The AP contacted lawyers for every Dublin prison employee charged with sexual abuse or named as a defendant in a lawsuit alleging abuse, and tried reaching the men directly through available phone numbers and email addresses. None responded to interview requests. A government lawyer representing one of the men being sued declined comment.
Thahesha Jusino, taking over as Dublin’s warden at the end of the month, promised to “work tirelessly to reaffirm the Bureau of Prisons’ zero tolerance for sexual abuse and sexual harassment.”
She said the agency is fully cooperating with the Justice Department’s inspector general on active investigations and noted that a “vast majority” of these cases were referred for investigation by the Bureau of Prisons itself.
“I am committed to ensuring the safety of our inmates, staff, and the public,” Jusino said in a statement to the AP. “A culture of misconduct, or actions not representative of the BOP’s Core Values will not be tolerated.”

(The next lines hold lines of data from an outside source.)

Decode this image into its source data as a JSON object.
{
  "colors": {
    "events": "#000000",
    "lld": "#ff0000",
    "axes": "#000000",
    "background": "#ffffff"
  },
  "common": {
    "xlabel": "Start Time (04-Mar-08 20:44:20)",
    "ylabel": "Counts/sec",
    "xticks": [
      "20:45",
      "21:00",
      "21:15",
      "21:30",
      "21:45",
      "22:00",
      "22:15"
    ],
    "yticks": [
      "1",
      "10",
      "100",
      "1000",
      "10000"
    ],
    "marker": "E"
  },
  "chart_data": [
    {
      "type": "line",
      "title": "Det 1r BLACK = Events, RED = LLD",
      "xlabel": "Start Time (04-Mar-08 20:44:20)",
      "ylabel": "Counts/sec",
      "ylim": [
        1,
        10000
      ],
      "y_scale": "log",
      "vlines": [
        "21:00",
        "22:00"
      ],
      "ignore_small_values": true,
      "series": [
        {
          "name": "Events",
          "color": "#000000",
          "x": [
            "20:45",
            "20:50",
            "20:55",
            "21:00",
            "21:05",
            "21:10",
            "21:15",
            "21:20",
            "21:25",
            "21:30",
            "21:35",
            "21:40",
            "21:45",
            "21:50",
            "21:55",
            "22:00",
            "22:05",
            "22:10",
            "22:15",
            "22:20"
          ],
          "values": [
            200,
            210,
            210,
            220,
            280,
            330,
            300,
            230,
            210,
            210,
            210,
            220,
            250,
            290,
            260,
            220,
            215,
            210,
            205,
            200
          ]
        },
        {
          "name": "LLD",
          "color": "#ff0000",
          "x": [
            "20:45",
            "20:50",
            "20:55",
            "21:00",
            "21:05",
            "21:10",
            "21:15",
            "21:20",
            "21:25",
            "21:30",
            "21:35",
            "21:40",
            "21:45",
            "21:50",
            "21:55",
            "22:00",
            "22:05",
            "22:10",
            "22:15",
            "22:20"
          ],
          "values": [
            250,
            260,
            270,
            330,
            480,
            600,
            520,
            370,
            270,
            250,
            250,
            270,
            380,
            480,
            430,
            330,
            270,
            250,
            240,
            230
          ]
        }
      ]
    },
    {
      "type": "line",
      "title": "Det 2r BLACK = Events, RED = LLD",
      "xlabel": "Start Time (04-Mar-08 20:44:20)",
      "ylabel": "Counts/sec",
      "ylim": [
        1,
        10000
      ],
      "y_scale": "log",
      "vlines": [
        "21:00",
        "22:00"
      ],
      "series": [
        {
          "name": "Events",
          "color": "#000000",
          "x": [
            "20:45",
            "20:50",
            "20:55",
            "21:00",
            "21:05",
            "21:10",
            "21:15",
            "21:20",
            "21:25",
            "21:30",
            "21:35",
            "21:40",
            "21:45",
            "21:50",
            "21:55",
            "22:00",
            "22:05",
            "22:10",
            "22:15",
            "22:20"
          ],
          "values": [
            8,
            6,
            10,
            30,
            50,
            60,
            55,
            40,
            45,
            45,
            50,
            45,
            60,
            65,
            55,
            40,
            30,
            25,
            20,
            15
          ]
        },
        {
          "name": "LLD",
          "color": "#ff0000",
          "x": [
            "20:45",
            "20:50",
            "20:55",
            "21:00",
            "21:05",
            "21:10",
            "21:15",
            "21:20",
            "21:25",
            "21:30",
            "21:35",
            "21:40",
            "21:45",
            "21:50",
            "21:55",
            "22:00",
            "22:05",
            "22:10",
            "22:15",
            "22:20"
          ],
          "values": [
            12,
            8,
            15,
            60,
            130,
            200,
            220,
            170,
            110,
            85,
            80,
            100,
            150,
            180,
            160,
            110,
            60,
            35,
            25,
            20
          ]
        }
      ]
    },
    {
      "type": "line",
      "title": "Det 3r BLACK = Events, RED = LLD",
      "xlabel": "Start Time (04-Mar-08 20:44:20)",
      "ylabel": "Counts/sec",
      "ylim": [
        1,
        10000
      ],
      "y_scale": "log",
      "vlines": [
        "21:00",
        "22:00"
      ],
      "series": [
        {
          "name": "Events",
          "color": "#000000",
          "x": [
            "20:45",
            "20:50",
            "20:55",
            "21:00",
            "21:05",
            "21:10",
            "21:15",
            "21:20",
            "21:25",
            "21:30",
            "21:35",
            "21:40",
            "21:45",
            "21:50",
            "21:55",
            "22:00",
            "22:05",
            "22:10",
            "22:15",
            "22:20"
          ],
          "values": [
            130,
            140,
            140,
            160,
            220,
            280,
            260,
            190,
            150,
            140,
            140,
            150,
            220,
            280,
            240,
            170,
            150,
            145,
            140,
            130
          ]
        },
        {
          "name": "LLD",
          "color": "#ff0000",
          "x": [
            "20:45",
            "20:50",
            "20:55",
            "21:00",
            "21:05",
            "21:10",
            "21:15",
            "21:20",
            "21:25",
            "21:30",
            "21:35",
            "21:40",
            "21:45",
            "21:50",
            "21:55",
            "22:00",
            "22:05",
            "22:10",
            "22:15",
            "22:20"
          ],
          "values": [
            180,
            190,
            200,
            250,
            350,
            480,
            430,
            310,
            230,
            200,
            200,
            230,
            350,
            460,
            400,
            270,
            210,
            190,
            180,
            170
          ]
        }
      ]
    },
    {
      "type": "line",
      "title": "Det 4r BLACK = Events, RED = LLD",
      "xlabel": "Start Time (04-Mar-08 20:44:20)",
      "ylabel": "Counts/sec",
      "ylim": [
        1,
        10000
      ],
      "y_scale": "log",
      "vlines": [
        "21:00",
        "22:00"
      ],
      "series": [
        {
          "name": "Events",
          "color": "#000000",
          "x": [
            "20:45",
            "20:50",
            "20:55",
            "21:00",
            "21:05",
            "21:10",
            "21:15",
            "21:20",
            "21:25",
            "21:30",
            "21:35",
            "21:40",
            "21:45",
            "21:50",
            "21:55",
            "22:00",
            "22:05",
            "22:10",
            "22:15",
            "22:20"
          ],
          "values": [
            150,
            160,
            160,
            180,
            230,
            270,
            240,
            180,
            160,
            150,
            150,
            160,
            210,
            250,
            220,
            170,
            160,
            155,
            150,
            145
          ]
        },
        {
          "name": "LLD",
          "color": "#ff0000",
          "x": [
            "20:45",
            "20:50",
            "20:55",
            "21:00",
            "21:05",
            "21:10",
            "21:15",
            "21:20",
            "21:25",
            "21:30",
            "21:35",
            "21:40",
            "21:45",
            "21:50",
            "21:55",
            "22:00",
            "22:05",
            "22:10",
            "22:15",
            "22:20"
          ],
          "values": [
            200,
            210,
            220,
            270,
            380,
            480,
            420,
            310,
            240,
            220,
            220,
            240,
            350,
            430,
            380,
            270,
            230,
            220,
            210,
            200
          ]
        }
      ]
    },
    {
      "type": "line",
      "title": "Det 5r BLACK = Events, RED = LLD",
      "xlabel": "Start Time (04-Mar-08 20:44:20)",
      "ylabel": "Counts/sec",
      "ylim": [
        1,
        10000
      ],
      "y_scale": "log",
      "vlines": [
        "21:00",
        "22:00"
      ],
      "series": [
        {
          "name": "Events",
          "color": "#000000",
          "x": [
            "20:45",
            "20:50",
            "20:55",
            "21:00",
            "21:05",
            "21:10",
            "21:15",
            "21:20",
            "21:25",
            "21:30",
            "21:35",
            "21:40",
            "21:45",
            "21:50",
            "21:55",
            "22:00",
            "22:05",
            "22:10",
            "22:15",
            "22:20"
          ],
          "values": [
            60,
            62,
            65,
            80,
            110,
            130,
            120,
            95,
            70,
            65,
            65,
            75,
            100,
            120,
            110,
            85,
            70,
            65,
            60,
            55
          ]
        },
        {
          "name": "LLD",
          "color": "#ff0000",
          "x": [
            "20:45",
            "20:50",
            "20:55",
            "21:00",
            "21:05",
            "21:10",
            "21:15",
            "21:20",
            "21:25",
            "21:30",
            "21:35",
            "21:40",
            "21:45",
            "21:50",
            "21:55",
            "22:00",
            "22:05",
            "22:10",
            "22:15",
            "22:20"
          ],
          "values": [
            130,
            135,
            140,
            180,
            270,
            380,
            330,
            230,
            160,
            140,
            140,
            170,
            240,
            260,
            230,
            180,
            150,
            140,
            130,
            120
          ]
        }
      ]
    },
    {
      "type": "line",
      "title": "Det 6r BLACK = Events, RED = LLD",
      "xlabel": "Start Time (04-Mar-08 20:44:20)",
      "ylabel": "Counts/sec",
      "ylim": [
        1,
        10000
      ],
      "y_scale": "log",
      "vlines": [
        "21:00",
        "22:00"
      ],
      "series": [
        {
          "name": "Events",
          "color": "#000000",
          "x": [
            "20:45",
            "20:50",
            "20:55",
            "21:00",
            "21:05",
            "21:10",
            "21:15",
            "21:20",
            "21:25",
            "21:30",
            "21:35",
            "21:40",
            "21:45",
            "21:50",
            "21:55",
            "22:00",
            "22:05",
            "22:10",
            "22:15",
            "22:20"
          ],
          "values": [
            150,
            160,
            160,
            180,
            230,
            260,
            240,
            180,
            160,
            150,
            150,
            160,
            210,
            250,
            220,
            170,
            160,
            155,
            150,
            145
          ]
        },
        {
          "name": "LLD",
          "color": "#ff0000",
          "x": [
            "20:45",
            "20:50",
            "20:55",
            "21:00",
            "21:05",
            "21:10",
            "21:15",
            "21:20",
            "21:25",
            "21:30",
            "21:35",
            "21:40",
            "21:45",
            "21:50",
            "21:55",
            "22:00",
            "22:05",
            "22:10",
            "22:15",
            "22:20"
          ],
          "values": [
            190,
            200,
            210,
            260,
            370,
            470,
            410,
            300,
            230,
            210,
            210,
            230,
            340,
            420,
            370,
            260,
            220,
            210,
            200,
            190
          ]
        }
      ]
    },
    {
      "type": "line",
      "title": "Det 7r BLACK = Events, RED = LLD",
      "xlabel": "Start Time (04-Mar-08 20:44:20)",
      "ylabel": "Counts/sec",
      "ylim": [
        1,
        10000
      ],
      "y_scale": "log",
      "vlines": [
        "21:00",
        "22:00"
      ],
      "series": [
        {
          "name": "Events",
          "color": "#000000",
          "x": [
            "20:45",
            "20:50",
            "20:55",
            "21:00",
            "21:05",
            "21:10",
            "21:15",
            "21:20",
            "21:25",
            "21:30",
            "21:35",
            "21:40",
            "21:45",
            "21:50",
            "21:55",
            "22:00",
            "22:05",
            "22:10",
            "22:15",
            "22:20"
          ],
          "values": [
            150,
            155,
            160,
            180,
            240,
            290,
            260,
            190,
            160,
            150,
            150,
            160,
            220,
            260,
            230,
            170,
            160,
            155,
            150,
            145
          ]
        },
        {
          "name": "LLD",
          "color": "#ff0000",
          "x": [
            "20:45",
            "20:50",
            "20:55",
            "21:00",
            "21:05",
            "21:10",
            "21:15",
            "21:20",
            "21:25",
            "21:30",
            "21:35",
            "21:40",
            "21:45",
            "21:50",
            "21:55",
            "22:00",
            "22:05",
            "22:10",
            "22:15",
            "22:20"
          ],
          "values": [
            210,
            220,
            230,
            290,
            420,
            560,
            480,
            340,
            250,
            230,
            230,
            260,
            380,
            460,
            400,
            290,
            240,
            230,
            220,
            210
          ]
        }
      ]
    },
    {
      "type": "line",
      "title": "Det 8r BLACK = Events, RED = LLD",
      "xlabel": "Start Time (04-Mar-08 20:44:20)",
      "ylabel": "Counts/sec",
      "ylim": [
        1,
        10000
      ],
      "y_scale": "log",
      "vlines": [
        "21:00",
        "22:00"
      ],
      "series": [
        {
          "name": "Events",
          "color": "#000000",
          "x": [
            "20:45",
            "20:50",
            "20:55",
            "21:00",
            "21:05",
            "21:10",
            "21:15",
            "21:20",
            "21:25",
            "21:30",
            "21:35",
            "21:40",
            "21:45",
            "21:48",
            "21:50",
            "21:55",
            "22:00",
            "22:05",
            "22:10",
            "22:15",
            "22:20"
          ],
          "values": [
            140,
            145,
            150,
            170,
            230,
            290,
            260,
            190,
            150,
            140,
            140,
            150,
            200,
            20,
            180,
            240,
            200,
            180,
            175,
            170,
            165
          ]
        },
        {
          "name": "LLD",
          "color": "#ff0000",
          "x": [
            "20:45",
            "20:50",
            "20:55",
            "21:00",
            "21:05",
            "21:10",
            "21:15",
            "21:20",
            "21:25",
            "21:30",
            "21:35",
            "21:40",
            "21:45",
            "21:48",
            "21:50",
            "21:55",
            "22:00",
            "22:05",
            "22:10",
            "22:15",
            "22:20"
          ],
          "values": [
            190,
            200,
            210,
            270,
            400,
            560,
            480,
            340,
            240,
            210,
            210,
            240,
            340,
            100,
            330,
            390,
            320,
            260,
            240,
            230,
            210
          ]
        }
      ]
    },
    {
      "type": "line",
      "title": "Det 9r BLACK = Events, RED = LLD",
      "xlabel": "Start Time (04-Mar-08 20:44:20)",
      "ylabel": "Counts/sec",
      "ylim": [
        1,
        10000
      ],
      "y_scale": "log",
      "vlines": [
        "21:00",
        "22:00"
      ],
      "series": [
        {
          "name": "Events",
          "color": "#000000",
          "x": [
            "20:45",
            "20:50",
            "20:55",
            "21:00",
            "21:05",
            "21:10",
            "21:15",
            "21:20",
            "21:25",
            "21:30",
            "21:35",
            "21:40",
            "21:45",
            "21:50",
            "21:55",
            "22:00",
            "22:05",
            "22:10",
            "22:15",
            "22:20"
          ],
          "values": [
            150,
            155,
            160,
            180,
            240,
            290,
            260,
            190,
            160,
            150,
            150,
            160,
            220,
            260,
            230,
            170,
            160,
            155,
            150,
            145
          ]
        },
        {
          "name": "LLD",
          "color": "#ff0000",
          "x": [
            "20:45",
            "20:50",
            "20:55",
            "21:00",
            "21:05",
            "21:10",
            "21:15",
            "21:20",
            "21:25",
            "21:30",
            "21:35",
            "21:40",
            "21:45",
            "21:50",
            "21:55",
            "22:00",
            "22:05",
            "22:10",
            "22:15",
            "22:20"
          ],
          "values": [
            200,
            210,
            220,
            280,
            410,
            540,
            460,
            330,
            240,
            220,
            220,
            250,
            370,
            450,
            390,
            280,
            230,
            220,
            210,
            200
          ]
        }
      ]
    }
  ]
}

The Justice Department said in a statement that “[z]ero tolerance means exactly that. The Justice Department is committed to both holding accountable any staff who violate their position of trust and to preventing these crimes from happening in the first place.”
A criminal investigation
FCI Dublin, which is 20 miles east of Oakland, was opened in 1974. It was converted in 2012 to one of six women-only facilities in the federal prison system. Actresses Lori Loughlin and Felicity Huffman both served time there for their involvement in a college admissions bribery scandal.
As of Feb. 1, it had about 750 incarcerated people, many serving sentences for drug crimes. There are increasingly more women behind bars but they are still a minority — only about 6.5% of the overall federal inmate population.
Union officials say the vast majority of Dublin employees are honest and hardworking, and are upset that the allegations and actions of some workers have tarnished the prison’s reputation.
“We have a diversified staff. We have veterans. We have ex-law enforcement. We have good people, and they’re very traumatized,” Dublin union president Ed Canales said.
Incarcerated people and prison workers who spoke to the AP did not want their names published for fear of retaliation. The AP also does not typically identify people who say they are victims of sexual assault unless they grant permission.
Women made the first internal complaints to staff members about five years ago, court records and internal agency documents show, but it’s not clear whether those complaints ever went anywhere. The women say they were largely ignored, and the abuse continued.
One incarcerated woman who reported a 2017 sexual assault said she was told nothing would be done about her complaint because it was a “he said-she said.” The woman, who is now suing the Bureau of Prisons over her treatment, said she was fired from her prison commissary job as retaliation. When she went to report her firing, she said a Dublin counselor took her abuser’s side, responding: “Child, do you want him to lose his job?” The woman was moved to a different prison a week later.
In 2019, another Dublin incarcerated woman sued — first on her own with handwritten papers, then with the backing of a powerful San Francisco law firm — alleging that a maintenance foreman repeatedly raped her and that other workers facilitated the abuse and mocked her for it. When an internal prison investigator finally caught wind of what was happening, the woman said she was the one who got punished with three months in solitary confinement and a transfer to a federal prison in Alabama.
Then, in 2020, another incarcerated woman’s report that Dublin workers were abusing inmates broke through to the Justice Department’s inspector general and the FBI, triggering a criminal investigation that has led to the arrest of four employees, including former warden Ray J. Garcia, in the past seven months. They each face up to 15 years in prison, though in other recent cases, sentences have ranged from three months to two years.